Asks India to refrain from actions that could “complicate” the border dispute

China on Saturday called on India “to refrain from taking any action that could complicate” the border dispute, in a statement that appeared to hit out at Defence Minister A.K. Antony's visit to Arunachal Pradesh earlier this week to mark the 25th anniversary of its statehood.

The Chinese Foreign Ministry “asked India to work with China to maintain peace and stability in border areas”, in a statement issued here on Saturday evening through the official Xinhua news agency.

The statement was a response to news reports of Indian officials “participating in activities organised by the so-called ‘Arunachal Pradesh' region,” Xinhua said. China, which holds claims on the State, refers to the region as “south Tibet.”

Foreign Ministry spokesperson Hong Lei said China's position on border issues, as well as the dispute over the eastern section of the border, was “consistent and clear-cut.” “China advocates seeking a fair and rational solution through equal and friendly negotiations,” he said, adding that India needed “to refrain from taking any action that could complicate the issue”.

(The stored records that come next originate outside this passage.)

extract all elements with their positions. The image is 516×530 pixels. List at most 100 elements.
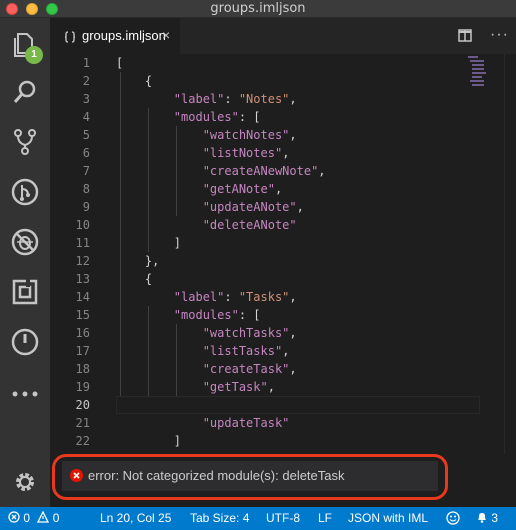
line-number: 12: [75, 254, 90, 268]
code-line[interactable]: 6 "listNotes",: [50, 144, 516, 162]
code-line[interactable]: 4 "modules": [: [50, 108, 516, 126]
line-number: 8: [82, 182, 90, 196]
code-text: ]: [116, 234, 181, 252]
punctuation: ,: [289, 128, 297, 142]
gear-icon[interactable]: [12, 469, 38, 500]
code-text: {: [116, 72, 152, 90]
code-line[interactable]: 7 "createANewNote",: [50, 162, 516, 180]
punctuation: ,: [289, 362, 297, 376]
power-button[interactable]: [0, 320, 50, 364]
code-text: "label": "Notes",: [116, 90, 297, 108]
code-line[interactable]: 21 "updateTask": [50, 414, 516, 432]
code-content: {: [116, 74, 153, 88]
code-line[interactable]: 10 "deleteANote": [50, 216, 516, 234]
json-string: "listNotes": [202, 146, 283, 160]
line-number: 21: [75, 416, 90, 430]
encoding[interactable]: UTF-8: [266, 511, 300, 525]
line-number: 1: [82, 56, 90, 70]
debug-button[interactable]: [0, 220, 50, 264]
line-number: 22: [75, 434, 90, 448]
tab-groups-imljson[interactable]: groups.imljson ×: [50, 18, 180, 54]
punctuation: ,: [282, 146, 290, 160]
line-number: 15: [75, 308, 90, 322]
code-line[interactable]: 8 "getANote",: [50, 180, 516, 198]
tab-size[interactable]: Tab Size: 4: [190, 511, 249, 525]
git-button[interactable]: [0, 170, 50, 214]
search-button[interactable]: [0, 70, 50, 114]
code-line[interactable]: 9 "updateANote",: [50, 198, 516, 216]
tab-bar: groups.imljson × ···: [50, 18, 516, 54]
code-text: "createANewNote",: [116, 162, 326, 180]
code-content: },: [116, 254, 160, 268]
json-string: "getANote": [202, 182, 275, 196]
error-highlight-ring: [52, 454, 448, 500]
code-text: "watchTasks",: [116, 324, 297, 342]
code-text: "watchNotes",: [116, 126, 297, 144]
error-status-icon: [8, 511, 20, 523]
json-string: "updateANote": [202, 200, 297, 214]
code-text: "getTask",: [116, 378, 275, 396]
code-editor[interactable]: 1[2 {3 "label": "Notes", 4 "modules": [5 …: [50, 54, 516, 454]
code-content: ]: [116, 236, 182, 250]
notifications-indicator[interactable]: 3: [476, 511, 498, 525]
code-line[interactable]: 19 "getTask",: [50, 378, 516, 396]
code-text: "updateTask": [116, 414, 290, 432]
tab-label: groups.imljson: [82, 28, 166, 43]
code-line[interactable]: 3 "label": "Notes",: [50, 90, 516, 108]
line-number: 17: [75, 344, 90, 358]
power-icon: [11, 328, 39, 356]
punctuation: ,: [282, 344, 290, 358]
activity-bar: 1: [0, 18, 50, 507]
code-line[interactable]: 20: [50, 396, 516, 414]
code-text: "createTask",: [116, 360, 297, 378]
language-mode[interactable]: JSON with IML: [348, 511, 428, 525]
code-line[interactable]: 13 {: [50, 270, 516, 288]
code-text: "label": "Tasks",: [116, 288, 297, 306]
source-control-button[interactable]: [0, 120, 50, 164]
code-line[interactable]: 18 "createTask",: [50, 360, 516, 378]
cursor-position[interactable]: Ln 20, Col 25: [100, 511, 171, 525]
line-ending[interactable]: LF: [318, 511, 332, 525]
code-line[interactable]: 2 {: [50, 72, 516, 90]
code-line[interactable]: 5 "watchNotes",: [50, 126, 516, 144]
punctuation: ,: [296, 200, 304, 214]
code-line[interactable]: 17 "listTasks",: [50, 342, 516, 360]
code-line[interactable]: 1[: [50, 54, 516, 72]
json-key: "label": [173, 290, 225, 304]
feedback-icon[interactable]: [446, 511, 460, 528]
code-line[interactable]: 14 "label": "Tasks",: [50, 288, 516, 306]
punctuation: ,: [274, 182, 283, 196]
line-number: 10: [75, 218, 90, 232]
problems-indicator[interactable]: 0 0: [8, 510, 59, 525]
source-control-icon: [14, 129, 36, 155]
title-bar: groups.imljson: [0, 0, 516, 18]
split-editor-icon[interactable]: [458, 29, 472, 47]
extensions-button[interactable]: [0, 270, 50, 314]
explorer-button[interactable]: 1: [0, 22, 50, 66]
punctuation: ,: [267, 380, 275, 394]
code-line[interactable]: 16 "watchTasks",: [50, 324, 516, 342]
code-line[interactable]: 15 "modules": [: [50, 306, 516, 324]
line-number: 7: [82, 164, 90, 178]
warning-status-icon: [37, 510, 50, 523]
explorer-badge: 1: [25, 46, 43, 64]
json-value: "Tasks": [238, 290, 290, 304]
json-key: "modules": [173, 308, 239, 322]
line-number: 13: [75, 272, 90, 286]
code-text: "deleteANote": [116, 216, 297, 234]
code-text: "getANote",: [116, 180, 282, 198]
more-actions-icon[interactable]: ···: [490, 26, 509, 44]
code-line[interactable]: 11 ]: [50, 234, 516, 252]
more-button[interactable]: [0, 372, 50, 416]
code-line[interactable]: 22 ]: [50, 432, 516, 450]
line-number: 19: [75, 380, 90, 394]
punctuation: ,: [289, 92, 297, 106]
json-value: "Notes": [238, 92, 290, 106]
code-text: ]: [116, 432, 181, 450]
code-line[interactable]: 12 },: [50, 252, 516, 270]
tab-close-button[interactable]: ×: [162, 27, 170, 43]
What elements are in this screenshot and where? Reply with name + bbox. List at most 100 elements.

While the statement did not directly mention Mr. Antony's visit, his attendance at the February 20 celebrations in Itanagar, marking the 25th anniversary of Statehood Day, was the apparent trigger. It, however, remains unclear why the Foreign Ministry waited five days to issue the statement.

Speaking at Monday's celebrations, Mr. Antony had described border security as a “topmost priority,” and said that New Delhi would give serious consideration to proposals made by the State government to boost infrastructure in border areas, according to media reports. He did not, however, directly refer to either China or the border dispute in his remarks.

China first began to strongly stress its claims and refer to the region as “south Tibet” in the late 1980s, coinciding with the declaration of Statehood. Chinese analysts have said they viewed the move as an attempt by India to enforce its territorial claims.

15 rounds of talks

India and China have held 15 rounds of talks over the long-running border dispute, making little progress towards arriving at a framework to resolve disputes in the western, middle and eastern sectors. Before the late 1980s, analysts say, China had appeared more concerned about the western sector and the Aksai Chin region, which is presently under its effective control. However, it has since begun to increasingly stress its claims on Arunachal, particularly the Tawang region which is the site of an important Tibetan Buddhist monastery.